Myanmar’da 135 farklı etnik yapı içerisinde yüzde ellinin üzerindeki nüfusa sahip olan Birmanlar dâhil salt sekiz farklı etnik grup haricinde kalan ve içlerinde Rohingya Müslümanların seçimlerden men edilmeleri Myanmar seçim kanununda ‘taingyintha’ olarak ifadesini bulan seçme ve seçilme hakları gasp edilmiştir.

Daha açık bir ifade ile özellikle Rohingya(Arakan) Müslümanları, yüzyıllardan beri yaşamakta oldukları toprakların asıl sahipleri olmalarına rağmen, Myanmar askeri cuntasının başında bulunan Genel Kurmay Başkanı U Min Aung Hlaing’ın dayatmaları sonucu Myanmar seçim kanununda yer alan ‘etnisite ayırımcılığı’ ve ‘ulusal ırklar’ tanımı sonucu büyük ölçüde seçimlerden mahrum bırakılmışlardır.

Bunun yanında Myanmar Seçim Komisyonu Birliği, Covid-19 bahanesiyle Rohingya, Kachin ve Shan gibi Müslüman nüfusun yoğun olduğu eyaletlerinde seçimlerin yapılmaması kararını uygulamıştır. Böylece nüfusun yaklaşık % 25’ini oluşturan Shan, Karen, Rohingya ve Çin etnik azınlığın seçimlere katılımları engellenmiş oldu.
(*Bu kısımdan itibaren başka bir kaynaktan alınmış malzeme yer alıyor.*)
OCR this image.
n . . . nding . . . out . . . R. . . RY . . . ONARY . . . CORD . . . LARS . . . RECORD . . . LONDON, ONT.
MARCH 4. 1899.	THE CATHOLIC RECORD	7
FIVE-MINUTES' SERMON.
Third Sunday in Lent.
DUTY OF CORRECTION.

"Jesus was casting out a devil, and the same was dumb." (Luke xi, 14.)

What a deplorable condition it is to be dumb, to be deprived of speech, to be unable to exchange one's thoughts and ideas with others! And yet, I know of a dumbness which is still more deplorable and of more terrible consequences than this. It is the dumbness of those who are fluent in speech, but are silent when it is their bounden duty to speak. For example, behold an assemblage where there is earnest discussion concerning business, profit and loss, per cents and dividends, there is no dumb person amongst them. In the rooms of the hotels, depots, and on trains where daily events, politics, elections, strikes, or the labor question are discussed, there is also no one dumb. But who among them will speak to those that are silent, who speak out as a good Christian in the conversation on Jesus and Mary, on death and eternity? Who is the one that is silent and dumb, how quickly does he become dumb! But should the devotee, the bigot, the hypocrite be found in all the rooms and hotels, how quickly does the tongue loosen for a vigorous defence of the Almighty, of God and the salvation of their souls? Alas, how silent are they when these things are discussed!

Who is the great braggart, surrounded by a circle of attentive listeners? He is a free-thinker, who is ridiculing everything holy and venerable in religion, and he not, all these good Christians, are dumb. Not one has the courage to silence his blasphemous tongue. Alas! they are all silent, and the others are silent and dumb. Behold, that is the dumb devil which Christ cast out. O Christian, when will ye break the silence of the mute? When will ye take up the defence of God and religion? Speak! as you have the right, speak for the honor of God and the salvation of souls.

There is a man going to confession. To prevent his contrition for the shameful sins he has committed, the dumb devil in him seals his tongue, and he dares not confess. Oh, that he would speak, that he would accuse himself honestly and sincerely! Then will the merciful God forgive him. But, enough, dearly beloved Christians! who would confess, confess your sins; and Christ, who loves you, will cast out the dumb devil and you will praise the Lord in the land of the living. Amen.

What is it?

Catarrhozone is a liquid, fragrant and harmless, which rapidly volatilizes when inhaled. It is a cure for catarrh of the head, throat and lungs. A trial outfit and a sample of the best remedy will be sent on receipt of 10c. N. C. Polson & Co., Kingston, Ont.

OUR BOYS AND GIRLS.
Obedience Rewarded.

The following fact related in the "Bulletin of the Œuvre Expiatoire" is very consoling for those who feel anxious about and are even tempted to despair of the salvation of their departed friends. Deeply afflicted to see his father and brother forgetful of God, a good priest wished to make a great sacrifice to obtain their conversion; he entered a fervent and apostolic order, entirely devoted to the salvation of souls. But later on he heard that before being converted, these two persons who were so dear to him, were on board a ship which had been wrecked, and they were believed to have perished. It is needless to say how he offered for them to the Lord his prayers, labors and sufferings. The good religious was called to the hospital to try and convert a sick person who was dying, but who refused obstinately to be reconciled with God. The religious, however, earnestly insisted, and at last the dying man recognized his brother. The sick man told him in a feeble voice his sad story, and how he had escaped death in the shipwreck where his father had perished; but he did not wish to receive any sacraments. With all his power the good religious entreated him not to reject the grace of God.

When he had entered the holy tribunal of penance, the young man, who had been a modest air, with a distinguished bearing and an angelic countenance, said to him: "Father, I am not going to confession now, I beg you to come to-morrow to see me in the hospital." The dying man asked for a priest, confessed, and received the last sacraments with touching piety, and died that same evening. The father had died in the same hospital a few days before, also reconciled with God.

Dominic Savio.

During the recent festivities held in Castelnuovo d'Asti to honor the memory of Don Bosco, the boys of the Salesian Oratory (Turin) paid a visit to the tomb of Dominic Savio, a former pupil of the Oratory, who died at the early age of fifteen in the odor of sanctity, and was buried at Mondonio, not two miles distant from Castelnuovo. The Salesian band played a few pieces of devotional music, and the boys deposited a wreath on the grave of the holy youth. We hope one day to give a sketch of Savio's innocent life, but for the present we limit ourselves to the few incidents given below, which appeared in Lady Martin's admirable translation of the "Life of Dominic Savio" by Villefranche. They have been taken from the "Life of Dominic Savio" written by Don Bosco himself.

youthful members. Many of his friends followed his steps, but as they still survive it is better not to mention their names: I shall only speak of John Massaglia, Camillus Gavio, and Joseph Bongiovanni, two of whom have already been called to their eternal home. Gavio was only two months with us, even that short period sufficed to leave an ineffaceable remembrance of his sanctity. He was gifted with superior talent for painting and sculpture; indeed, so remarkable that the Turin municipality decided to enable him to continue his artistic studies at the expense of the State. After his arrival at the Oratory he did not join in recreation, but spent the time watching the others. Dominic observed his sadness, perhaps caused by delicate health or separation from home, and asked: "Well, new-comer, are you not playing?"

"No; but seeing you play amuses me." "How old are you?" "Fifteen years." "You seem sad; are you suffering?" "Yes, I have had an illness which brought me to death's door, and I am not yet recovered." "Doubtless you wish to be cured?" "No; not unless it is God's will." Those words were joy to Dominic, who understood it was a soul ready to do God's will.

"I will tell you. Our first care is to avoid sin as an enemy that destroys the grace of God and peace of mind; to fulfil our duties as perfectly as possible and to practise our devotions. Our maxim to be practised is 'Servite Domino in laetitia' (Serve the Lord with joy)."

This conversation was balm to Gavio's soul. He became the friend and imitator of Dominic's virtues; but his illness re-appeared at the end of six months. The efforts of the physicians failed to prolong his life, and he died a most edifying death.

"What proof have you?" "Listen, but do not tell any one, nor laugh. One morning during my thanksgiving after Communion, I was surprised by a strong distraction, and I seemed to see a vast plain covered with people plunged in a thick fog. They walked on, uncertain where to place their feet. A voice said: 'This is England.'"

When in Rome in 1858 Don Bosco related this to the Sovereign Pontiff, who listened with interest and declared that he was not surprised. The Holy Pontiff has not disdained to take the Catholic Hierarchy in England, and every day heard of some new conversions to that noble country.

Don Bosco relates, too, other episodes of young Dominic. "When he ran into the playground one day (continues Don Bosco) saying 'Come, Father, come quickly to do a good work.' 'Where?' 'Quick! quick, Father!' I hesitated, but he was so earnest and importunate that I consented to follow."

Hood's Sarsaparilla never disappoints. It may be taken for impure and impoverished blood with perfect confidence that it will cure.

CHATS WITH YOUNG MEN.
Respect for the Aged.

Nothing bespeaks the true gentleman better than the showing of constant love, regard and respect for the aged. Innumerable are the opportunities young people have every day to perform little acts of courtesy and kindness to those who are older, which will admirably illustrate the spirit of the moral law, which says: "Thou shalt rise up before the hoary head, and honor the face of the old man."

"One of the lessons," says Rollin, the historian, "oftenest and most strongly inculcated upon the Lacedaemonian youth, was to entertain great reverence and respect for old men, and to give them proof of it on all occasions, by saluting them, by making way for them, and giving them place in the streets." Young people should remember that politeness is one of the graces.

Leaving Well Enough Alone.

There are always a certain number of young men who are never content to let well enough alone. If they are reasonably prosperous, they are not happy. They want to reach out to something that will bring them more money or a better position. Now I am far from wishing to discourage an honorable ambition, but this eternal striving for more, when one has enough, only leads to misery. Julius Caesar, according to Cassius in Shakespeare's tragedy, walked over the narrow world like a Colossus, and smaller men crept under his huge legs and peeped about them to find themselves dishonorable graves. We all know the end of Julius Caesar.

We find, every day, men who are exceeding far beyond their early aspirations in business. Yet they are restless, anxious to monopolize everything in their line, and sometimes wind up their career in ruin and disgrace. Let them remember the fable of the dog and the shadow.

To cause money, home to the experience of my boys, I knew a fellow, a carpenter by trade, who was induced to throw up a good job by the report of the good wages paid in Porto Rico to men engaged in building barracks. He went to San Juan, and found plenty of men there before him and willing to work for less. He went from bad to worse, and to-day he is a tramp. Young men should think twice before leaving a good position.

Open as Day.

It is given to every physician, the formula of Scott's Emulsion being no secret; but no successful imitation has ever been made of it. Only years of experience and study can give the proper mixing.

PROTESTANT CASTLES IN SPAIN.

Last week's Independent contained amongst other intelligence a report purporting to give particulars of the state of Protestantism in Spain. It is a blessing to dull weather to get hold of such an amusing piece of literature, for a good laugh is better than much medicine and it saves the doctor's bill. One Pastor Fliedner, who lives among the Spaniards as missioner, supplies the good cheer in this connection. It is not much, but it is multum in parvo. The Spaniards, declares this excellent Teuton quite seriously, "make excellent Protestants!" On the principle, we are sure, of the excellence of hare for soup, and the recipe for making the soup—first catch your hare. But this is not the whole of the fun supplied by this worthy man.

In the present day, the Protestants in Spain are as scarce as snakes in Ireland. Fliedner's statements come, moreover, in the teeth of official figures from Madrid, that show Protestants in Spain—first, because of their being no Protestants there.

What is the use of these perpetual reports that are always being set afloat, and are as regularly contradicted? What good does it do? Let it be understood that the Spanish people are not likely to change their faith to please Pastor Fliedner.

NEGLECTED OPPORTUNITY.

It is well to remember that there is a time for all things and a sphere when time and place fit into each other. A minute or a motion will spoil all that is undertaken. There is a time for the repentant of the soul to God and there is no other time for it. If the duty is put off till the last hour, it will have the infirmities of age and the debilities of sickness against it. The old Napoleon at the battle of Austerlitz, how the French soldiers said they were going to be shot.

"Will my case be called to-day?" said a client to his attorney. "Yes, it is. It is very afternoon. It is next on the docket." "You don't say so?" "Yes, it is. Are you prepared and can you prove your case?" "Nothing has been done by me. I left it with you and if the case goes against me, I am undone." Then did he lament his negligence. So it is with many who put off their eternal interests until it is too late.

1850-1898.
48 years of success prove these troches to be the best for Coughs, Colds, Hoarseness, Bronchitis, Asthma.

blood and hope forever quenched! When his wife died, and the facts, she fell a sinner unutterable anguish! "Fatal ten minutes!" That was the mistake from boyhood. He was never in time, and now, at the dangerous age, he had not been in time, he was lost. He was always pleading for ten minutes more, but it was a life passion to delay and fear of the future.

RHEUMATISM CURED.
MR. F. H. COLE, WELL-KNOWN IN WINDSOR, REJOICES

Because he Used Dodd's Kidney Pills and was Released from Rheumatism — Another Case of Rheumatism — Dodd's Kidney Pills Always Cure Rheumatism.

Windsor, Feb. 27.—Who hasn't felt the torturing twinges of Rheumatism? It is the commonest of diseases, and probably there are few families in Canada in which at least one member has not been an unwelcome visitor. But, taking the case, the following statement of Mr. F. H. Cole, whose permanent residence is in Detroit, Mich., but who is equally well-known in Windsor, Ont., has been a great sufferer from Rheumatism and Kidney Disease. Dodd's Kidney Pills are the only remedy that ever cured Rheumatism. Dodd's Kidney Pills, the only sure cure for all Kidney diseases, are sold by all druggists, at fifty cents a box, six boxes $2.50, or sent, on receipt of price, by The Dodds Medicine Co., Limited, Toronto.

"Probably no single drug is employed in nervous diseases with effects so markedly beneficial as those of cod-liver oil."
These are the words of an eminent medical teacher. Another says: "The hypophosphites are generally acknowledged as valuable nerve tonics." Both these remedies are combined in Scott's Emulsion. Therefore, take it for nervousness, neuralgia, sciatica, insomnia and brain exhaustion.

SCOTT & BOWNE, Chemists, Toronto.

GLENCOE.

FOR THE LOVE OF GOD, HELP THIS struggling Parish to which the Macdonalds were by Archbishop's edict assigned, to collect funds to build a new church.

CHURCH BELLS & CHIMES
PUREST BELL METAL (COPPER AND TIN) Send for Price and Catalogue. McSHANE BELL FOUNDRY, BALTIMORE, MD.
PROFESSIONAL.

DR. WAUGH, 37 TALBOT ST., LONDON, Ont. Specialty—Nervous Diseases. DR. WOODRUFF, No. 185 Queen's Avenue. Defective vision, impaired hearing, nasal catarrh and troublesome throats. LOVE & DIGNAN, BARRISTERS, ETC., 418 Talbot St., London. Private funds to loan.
Bütün bunlar yaşanırken, % 25’lik kesimin seçim hakları ellerinden alınırken ve Rohingya Müslümanlarına yönelik sistematik soykırım ve tehcir politikaları uygulanırken, Budist Rakhina güçlerinin şiddetinden canlarını kurtarabilmek adına bin bir zorluklarla Nef nehrini geçip komşu Bangladeş’e sığınabilen, bir kısmı da tahta teknelerle balık istifi Andaman Denizi’ne açılan ve birçoğu alabora olan teknelerde yaşamını kaybeden Rohingya Müslümanları karşısında iradi marjdan uzak olan sözde demokrasi savunucusu ülkeler, bu uygulamalardan birinci derece suçlu durumda olan Demokrasi İçin Ulusal Birlik Partisi lideri Aung San Suu Kyi’nin askeri darbeye maruz kalması karşısında ayağa kalkmaları çifte standartlı politikalarının acı göstergesi niteliğindedir.

 

İnsan Hakları Gözlemi’nin Asya Bölümü Başkan Yardımcısı Phil Robertson, 8 Kasım 2020 Myanmar seçimlerinin hukuksuz olduğunu açıkça ifade etmiş fakat bu konuda ne yazık ki hiçbir adım atılamamıştır.

 

Myanmar'da iktidar partisi Ulusal Demokrasi Birliği (NLD) Partisi Sözcüsü Myo Nyunt, Devlet Konseyi Başkanı ve Dışişleri Bakanı Aung San Suu Kyi ile partinin diğer yöneticilerinin gözaltına alınmasının ardından ordunun, ülke yönetimine el koyduğunu bildirmesi üzerine başta Birleşmiş Milletler (BM) Genel Sekreteri Antonio Guterres, ABD Başkanı Joe Biden’ın Myanmar’da ordunun yönetime el koymasını ve sivil hükümet yetkililerini tutuklamasını güçlü bir şekilde kınarken, asıl seçim mağduru olan başta Rohingya Müslümanları olmak üzere seçim hakları ellerinden alınan % 25’lik kesim için hiçbir fikir ortaya koymamaları ibret ve kaygıyla izlenmektedir.